然而发审委发现, 中踞置业在该股权转让过程中,隐瞒了虹临公司为中踞置业向*国平潘**借款提供担保1.45亿元的重大事实。而且,2015年12月,行动教育又经过与中踞置业、中采矿业、海南四季及*国平潘**(*国平潘**先生担任海南四季董事长)沟通、协商,将其持有的虹临科技50%股权按照原价1亿元的价格全部转让给海南四季

精心规划的酒店管理教育基地孵化器,却在持有一年后便原价转让,速度之快本就令人生疑,时隔多年后账面上仍然挂着虹临科技的应收款项,就更难符合经济规律 。透过两份招股书我们可以发现,自2016年起,在应收暂付款一栏便出现了虹临科技的影子,该公司在前五大其他应收款项目中名列第三位,欠款额度807.90万元,名目为1-2年期拆借款。直至2019年12月31日,虹临科技仍然在列,且排名已经由第三位晋级为第一位,名目为3年以上应收暂付款400.55万元,占比高达52.90 %。

行动教育IPO带硬伤多起股权转让案有猫腻

围绕本起股权转让案的疑点远不止于此 。2015年和2016年两年间,中踞置业都出现在了其他应收款表单当中,分别为(拆借款、应收暂付款、待收回投资款)2446.14万元、(拆借款、待收回投资款)2188.49万元。而当时间推进到2017年,行动教育营业外收入一项则显示主要为收到中踞置业支付的违约金约1751.31万元。

从隐瞒重大事实受让虹临科技股份,到一年后原价转让,再到股权转让人与受让人之间一系列的资金往来,再到中踞置业支付大额违约金,这三家公司之间的内在关系极易让人联想到为资金腾挪而巧妙设计的一揽子协议,且相关款项的收回及纠纷真实性也有待考证。

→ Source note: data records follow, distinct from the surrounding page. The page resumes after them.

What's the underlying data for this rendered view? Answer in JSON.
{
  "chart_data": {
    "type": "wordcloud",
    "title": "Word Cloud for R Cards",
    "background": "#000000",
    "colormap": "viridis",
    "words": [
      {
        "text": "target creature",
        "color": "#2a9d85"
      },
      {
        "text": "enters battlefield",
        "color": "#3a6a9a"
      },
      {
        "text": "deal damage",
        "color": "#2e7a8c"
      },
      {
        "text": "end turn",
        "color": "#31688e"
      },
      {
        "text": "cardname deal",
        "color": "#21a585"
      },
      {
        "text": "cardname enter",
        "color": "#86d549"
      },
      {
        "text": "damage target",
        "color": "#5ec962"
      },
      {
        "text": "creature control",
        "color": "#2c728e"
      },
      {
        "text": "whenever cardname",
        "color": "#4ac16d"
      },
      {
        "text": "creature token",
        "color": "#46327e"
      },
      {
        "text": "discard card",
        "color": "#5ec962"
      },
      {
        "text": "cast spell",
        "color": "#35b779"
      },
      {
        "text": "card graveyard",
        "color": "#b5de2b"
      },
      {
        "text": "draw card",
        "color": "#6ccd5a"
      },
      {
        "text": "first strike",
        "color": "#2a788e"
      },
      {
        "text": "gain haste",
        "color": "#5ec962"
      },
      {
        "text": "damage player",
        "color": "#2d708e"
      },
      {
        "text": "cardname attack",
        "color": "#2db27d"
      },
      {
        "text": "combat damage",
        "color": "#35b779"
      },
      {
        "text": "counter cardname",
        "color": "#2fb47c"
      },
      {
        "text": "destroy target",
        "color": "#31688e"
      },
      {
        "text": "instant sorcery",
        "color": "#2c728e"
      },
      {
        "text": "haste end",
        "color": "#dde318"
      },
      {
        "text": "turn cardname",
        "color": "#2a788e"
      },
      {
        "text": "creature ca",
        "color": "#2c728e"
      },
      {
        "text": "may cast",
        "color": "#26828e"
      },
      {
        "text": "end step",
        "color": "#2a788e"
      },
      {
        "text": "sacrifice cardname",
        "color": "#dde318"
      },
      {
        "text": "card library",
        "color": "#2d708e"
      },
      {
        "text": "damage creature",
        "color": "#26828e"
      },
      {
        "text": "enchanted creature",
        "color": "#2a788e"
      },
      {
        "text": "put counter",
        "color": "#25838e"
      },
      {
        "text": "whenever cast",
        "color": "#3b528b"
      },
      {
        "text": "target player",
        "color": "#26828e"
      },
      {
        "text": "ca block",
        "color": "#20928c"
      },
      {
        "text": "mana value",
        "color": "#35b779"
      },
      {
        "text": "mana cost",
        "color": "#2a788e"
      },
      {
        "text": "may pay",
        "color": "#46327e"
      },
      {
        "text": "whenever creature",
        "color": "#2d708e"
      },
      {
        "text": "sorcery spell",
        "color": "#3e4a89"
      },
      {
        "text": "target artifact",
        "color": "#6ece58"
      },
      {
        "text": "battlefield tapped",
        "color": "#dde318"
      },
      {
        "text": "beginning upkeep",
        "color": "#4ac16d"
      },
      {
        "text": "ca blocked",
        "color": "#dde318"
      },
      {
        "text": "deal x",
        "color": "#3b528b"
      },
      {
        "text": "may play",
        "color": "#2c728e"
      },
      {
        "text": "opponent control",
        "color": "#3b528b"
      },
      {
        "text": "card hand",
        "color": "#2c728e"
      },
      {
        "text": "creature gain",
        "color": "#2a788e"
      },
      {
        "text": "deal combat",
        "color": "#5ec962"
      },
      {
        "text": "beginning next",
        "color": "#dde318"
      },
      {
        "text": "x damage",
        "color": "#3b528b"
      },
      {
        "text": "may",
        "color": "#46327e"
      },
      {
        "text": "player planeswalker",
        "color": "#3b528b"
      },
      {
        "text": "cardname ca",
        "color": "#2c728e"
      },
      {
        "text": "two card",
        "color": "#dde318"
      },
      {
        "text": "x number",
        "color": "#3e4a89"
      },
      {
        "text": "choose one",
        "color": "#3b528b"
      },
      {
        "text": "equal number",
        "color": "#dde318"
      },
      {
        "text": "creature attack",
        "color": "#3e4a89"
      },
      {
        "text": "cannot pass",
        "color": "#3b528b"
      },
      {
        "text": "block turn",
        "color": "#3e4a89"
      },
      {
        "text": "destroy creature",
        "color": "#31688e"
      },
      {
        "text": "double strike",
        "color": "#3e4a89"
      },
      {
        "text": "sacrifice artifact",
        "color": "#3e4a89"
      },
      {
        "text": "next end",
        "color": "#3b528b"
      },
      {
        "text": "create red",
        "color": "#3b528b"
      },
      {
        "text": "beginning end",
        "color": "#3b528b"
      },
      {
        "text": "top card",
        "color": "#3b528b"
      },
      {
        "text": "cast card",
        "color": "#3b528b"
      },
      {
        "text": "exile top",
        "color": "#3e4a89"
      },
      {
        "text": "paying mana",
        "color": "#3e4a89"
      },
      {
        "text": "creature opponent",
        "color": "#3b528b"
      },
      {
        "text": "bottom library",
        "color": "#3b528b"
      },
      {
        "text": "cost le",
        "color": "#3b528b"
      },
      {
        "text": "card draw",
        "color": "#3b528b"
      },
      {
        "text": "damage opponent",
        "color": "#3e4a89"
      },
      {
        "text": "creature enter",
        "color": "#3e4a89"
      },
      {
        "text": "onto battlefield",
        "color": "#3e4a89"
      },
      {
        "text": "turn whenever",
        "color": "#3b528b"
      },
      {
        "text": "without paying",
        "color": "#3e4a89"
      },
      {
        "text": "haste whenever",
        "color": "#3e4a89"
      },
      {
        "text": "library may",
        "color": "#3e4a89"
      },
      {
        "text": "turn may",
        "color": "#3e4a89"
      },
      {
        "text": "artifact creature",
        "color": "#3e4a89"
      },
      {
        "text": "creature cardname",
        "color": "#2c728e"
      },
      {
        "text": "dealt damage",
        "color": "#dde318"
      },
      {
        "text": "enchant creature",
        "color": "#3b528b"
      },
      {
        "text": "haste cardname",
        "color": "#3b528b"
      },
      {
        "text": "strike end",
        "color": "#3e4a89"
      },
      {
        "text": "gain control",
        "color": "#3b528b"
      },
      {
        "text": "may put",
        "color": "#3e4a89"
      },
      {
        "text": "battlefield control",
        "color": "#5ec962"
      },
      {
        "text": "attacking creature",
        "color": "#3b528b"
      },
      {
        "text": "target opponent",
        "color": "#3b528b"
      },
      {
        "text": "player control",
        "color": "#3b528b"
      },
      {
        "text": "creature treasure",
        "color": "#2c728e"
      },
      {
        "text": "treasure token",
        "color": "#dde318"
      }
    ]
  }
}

如果只是一起简单的收购案,转让人与受让人在交易结束后本应再无瓜葛,缘何多年之后又冒出这一笔上千万元的违约金?这背后还有哪些不为人知的内情?恐怕尚需行动教育给出合理解释。

行动教育IPO带硬伤多起股权转让案有猫腻

可以说,行动教育围绕着股权转让滋生的问题颇多, 另外一件值得重点关注的转让案与公司大股东李践密切相关 。据招股书披露,2015年3月,李践将其持有的2万股股份,通过协议转让的方式以68元/股的价格转让给云南滇红茶业有限公司。而就在当年的4月22日,行动教育以一份《2014 年度股东大会决议》通过了公司股票发行方案, 股票发行价格仅为 12.06 元/股。尽管在此期间云南滇红茶业的2万股经过10送15后,已变成5万股,持股成本价降至27.2元/股,但仍然高出发行价格一倍还要多。

针对短时期内股票发行价格存在的巨大差异,行动教育在其招股书中解释为系因2015 年 1 月发行人成功挂牌新三板,云南滇红茶业有限公司看好发行人的未来发展前景所致。而之后股价断崖式下降,又是因做市商为专业投资机构,议价能力较强,且增资价格过高不利于发行人后续做市交易所致。

然而单股价格短期内大跳水,行动教育仅以市商做解释显然缺乏说服力,毕竟谁也不是冤大头,因此其协议转让股权的真实性令人生疑,其背后是否存在其他未披露的“抽屉协议”,也需要行动教育给出进一步说明。